The Daily Telegraph

Why are we giving Nobel Prizes to children for being wrong?

- FOLLOW Madeline Grant on Twitter @Madz_grant; READ MORE at telegraph.co.uk/opinion MADELINE GRANT

Schoolgirl activist Greta Thunberg has been nominated for a Nobel Peace Prize for leading the much-publicised “children’s strike” against global warming. Over the years, the prize has scarcely covered itself in glory. Controvers­ial recipients have included the EU, Barack Obama, just weeks into his first administra­tion, and Henry Kissinger – awarded at the height of the carpet-bombing of Cambodia in 1973. But this latest nomination will only trash the prize’s tainted reputation still further.

The Nobel Committee is unwittingl­y adopting a common trope in debate, attributin­g special insights to children despite their limited knowledge of complex subjects – “out of the mouth of babes and sucklings”. Everyone seems to be giving children political kudos they don’t deserve. Earlier this year, Corbynista­s gleefully shared clips of a toddler calling Jeremy Corbyn her hero. Donald Tusk recently posted a letter from a British child expressing sadness over Brexit. But what of the facts?

Thunberg is clearly an intelligen­t, impressive teenager, of whom any parent would be proud. But at the core of her message is a sense that adults and Western government­s have failed to act on climate change. “Why were there no restrictio­ns [on emissions]?” she demanded in a recent interview. “It just didn’t add up.” The reason it “didn’t add up” is because it’s not true.

All but three nations adopted the Kyoto Protocol in 1997, while the EU and 174 countries signed the 2016 Paris Agreement. There have been numerous government initiative­s, including the UK’S Climate Change Levy. Britain already derives over a quarter of its energy from renewable sources. Developing countries, where emissions are rising, are not the targets of teenage protest.
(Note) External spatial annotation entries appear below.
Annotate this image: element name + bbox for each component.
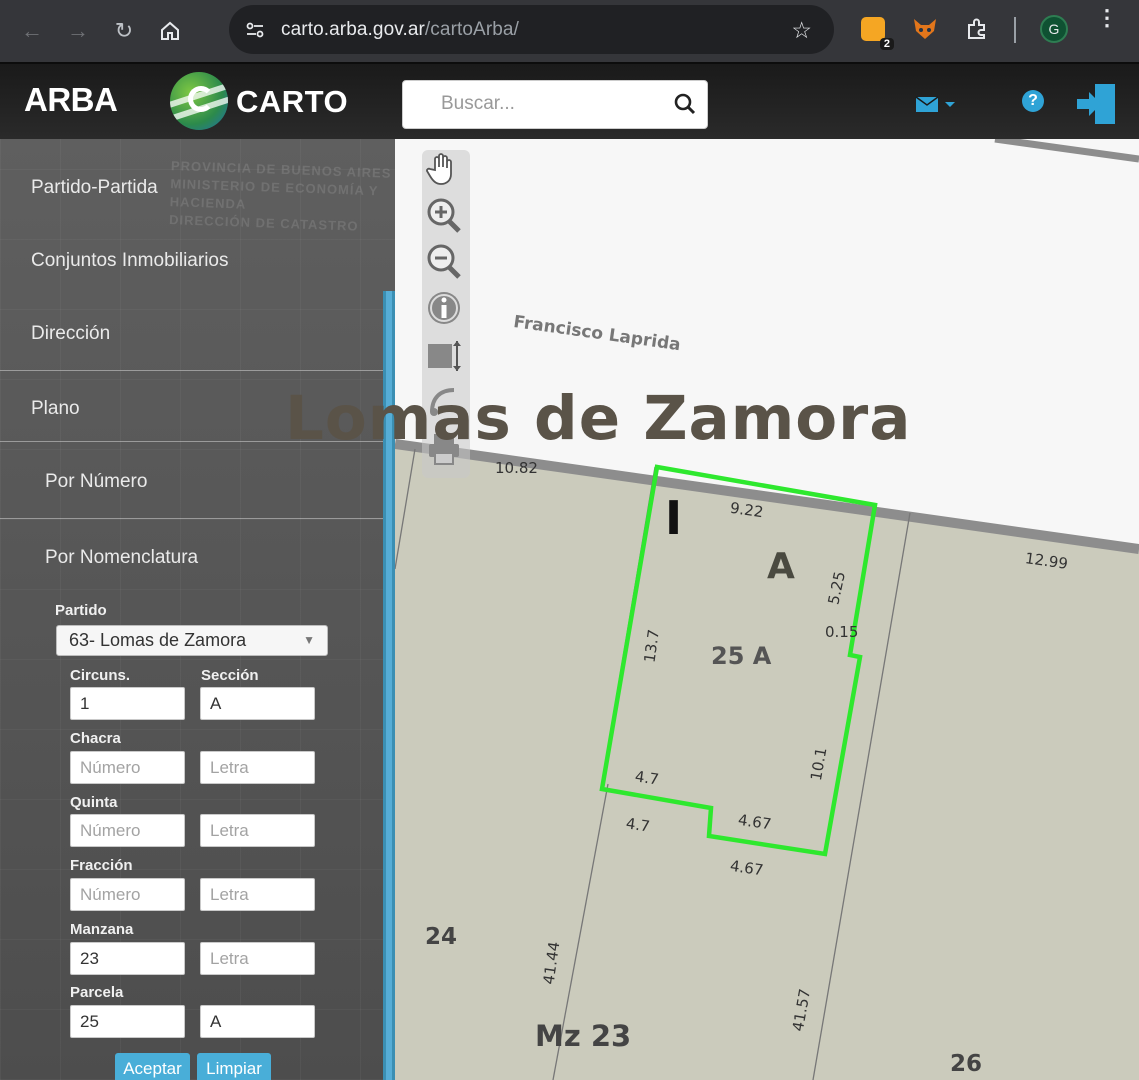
extension-orange-icon[interactable]: 2 <box>858 14 894 50</box>
reload-icon[interactable]: ↻ <box>104 11 144 51</box>
circunscripcion-marker: I <box>665 491 683 545</box>
bookmark-star-icon[interactable]: ☆ <box>791 17 812 44</box>
municipality-title: Lomas de Zamora <box>285 383 912 454</box>
partido-select[interactable]: 63- Lomas de Zamora ▼ <box>56 625 328 656</box>
map-canvas[interactable]: Francisco Laprida 10.82 9.22 12.99 5.25 … <box>395 139 1139 1080</box>
menu-partido-partida[interactable]: Partido-Partida <box>31 177 158 199</box>
arba-logo: ARBA <box>24 81 118 118</box>
lot-line <box>395 448 416 570</box>
app-header: ARBA CARTO ? <box>0 62 1139 139</box>
toolbar-divider <box>1014 17 1016 43</box>
chacra-numero-field[interactable] <box>70 751 185 784</box>
extent-icon[interactable] <box>426 338 466 378</box>
zoom-in-icon[interactable] <box>426 197 466 237</box>
parcel-id-label: 25 A <box>711 642 772 670</box>
profile-avatar[interactable]: G <box>1040 15 1068 43</box>
chacra-label: Chacra <box>70 730 121 747</box>
seccion-field[interactable] <box>200 687 315 720</box>
parcela-label: Parcela <box>70 984 124 1001</box>
search-sidebar: PROVINCIA DE BUENOS AIRES MINISTERIO DE … <box>0 139 395 1080</box>
manzana-label: Manzana <box>70 921 134 938</box>
fraccion-letra-field[interactable] <box>200 878 315 911</box>
quinta-letra-field[interactable] <box>200 814 315 847</box>
help-icon[interactable]: ? <box>1022 90 1044 112</box>
pan-hand-icon[interactable] <box>426 152 466 192</box>
menu-divider <box>0 370 383 371</box>
search-box <box>402 80 708 129</box>
partido-label: Partido <box>55 602 107 619</box>
mail-dropdown-icon[interactable] <box>915 94 961 119</box>
menu-por-nomenclatura[interactable]: Por Nomenclatura <box>45 547 198 569</box>
url-text: carto.arba.gov.ar/cartoArba/ <box>281 18 519 40</box>
chevron-down-icon: ▼ <box>303 633 315 647</box>
info-icon[interactable] <box>426 290 466 330</box>
address-bar[interactable]: carto.arba.gov.ar/cartoArba/ ☆ <box>229 5 834 54</box>
circuns-field[interactable] <box>70 687 185 720</box>
extensions-puzzle-icon[interactable] <box>962 14 992 44</box>
manzana-numero-field[interactable] <box>70 942 185 975</box>
manzana-label: Mz 23 <box>535 1019 632 1053</box>
site-settings-icon[interactable] <box>237 12 273 48</box>
quinta-label: Quinta <box>70 794 118 811</box>
carto-globe-logo <box>170 72 228 130</box>
neighbor-parcel-label: 24 <box>425 924 458 950</box>
home-icon[interactable] <box>150 11 190 51</box>
carto-logo-text: CARTO <box>236 84 349 119</box>
search-icon[interactable] <box>673 92 697 121</box>
fraccion-numero-field[interactable] <box>70 878 185 911</box>
menu-direccion[interactable]: Dirección <box>31 323 110 345</box>
neighbor-parcel-label: 26 <box>950 1051 983 1077</box>
logout-icon[interactable] <box>1075 82 1117 131</box>
cadastral-map <box>395 139 1139 1080</box>
circuns-label: Circuns. <box>70 667 131 684</box>
dimension-label: 0.15 <box>825 623 859 641</box>
menu-plano[interactable]: Plano <box>31 398 80 420</box>
fraccion-label: Fracción <box>70 857 133 874</box>
chacra-letra-field[interactable] <box>200 751 315 784</box>
aceptar-button[interactable]: Aceptar <box>115 1053 190 1080</box>
quinta-numero-field[interactable] <box>70 814 185 847</box>
parcela-numero-field[interactable] <box>70 1005 185 1038</box>
chrome-menu-icon[interactable]: ⋮ <box>1096 7 1118 29</box>
parcela-letra-field[interactable] <box>200 1005 315 1038</box>
catastro-stamp: PROVINCIA DE BUENOS AIRES MINISTERIO DE … <box>168 158 392 234</box>
extension-badge: 2 <box>879 38 894 50</box>
extension-fox-icon[interactable] <box>910 14 940 44</box>
dimension-label: 4.7 <box>624 814 651 836</box>
dimension-label: 10.82 <box>495 459 538 477</box>
limpiar-button[interactable]: Limpiar <box>197 1053 271 1080</box>
menu-divider <box>0 518 383 519</box>
dimension-label: 4.7 <box>633 767 660 789</box>
menu-conjuntos-inmobiliarios[interactable]: Conjuntos Inmobiliarios <box>31 250 229 272</box>
seccion-marker: A <box>767 546 795 587</box>
search-input[interactable] <box>441 81 681 126</box>
menu-por-numero[interactable]: Por Número <box>45 471 147 493</box>
forward-icon[interactable]: → <box>58 11 98 51</box>
manzana-letra-field[interactable] <box>200 942 315 975</box>
browser-toolbar: ← → ↻ carto.arba.gov.ar/cartoArba/ ☆ 2 G… <box>0 0 1139 62</box>
seccion-label: Sección <box>201 667 259 684</box>
back-icon[interactable]: ← <box>12 11 52 51</box>
zoom-out-icon[interactable] <box>426 243 466 283</box>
Alarmism has real-world consequenc­es, as I remember from watching Al Gore’s global warming polemic An Inconvenie­nt Truth at school. One now-notorious scene used glossy graphics to illustrate how rising ocean levels would engulf major cities. Afterwards, we fearfully speculated that Birmingham might become Britain’s next capital when London was submerged. Yet within a few years, many of Gore’s “findings” had been exposed as wild exaggerati­ons (but not before he, too, was awarded the Nobel Peace Prize).

We should also question the use of children in political messaging. All too often their inclusion appeals to emotion rather than reason, drawing attention to the “serious message” while disguising the idea’s impractica­lity. And just how kind is it to shower praise on children who are fundamenta­lly wrong? There are better ways to prepare young people for the future than applauding those who spread “fake news”, encouraged by adults who should know better. Equipping youngsters with scepticism, analytical tools and a healthy respect for the facts will do far more than any protest or tokenistic accolade.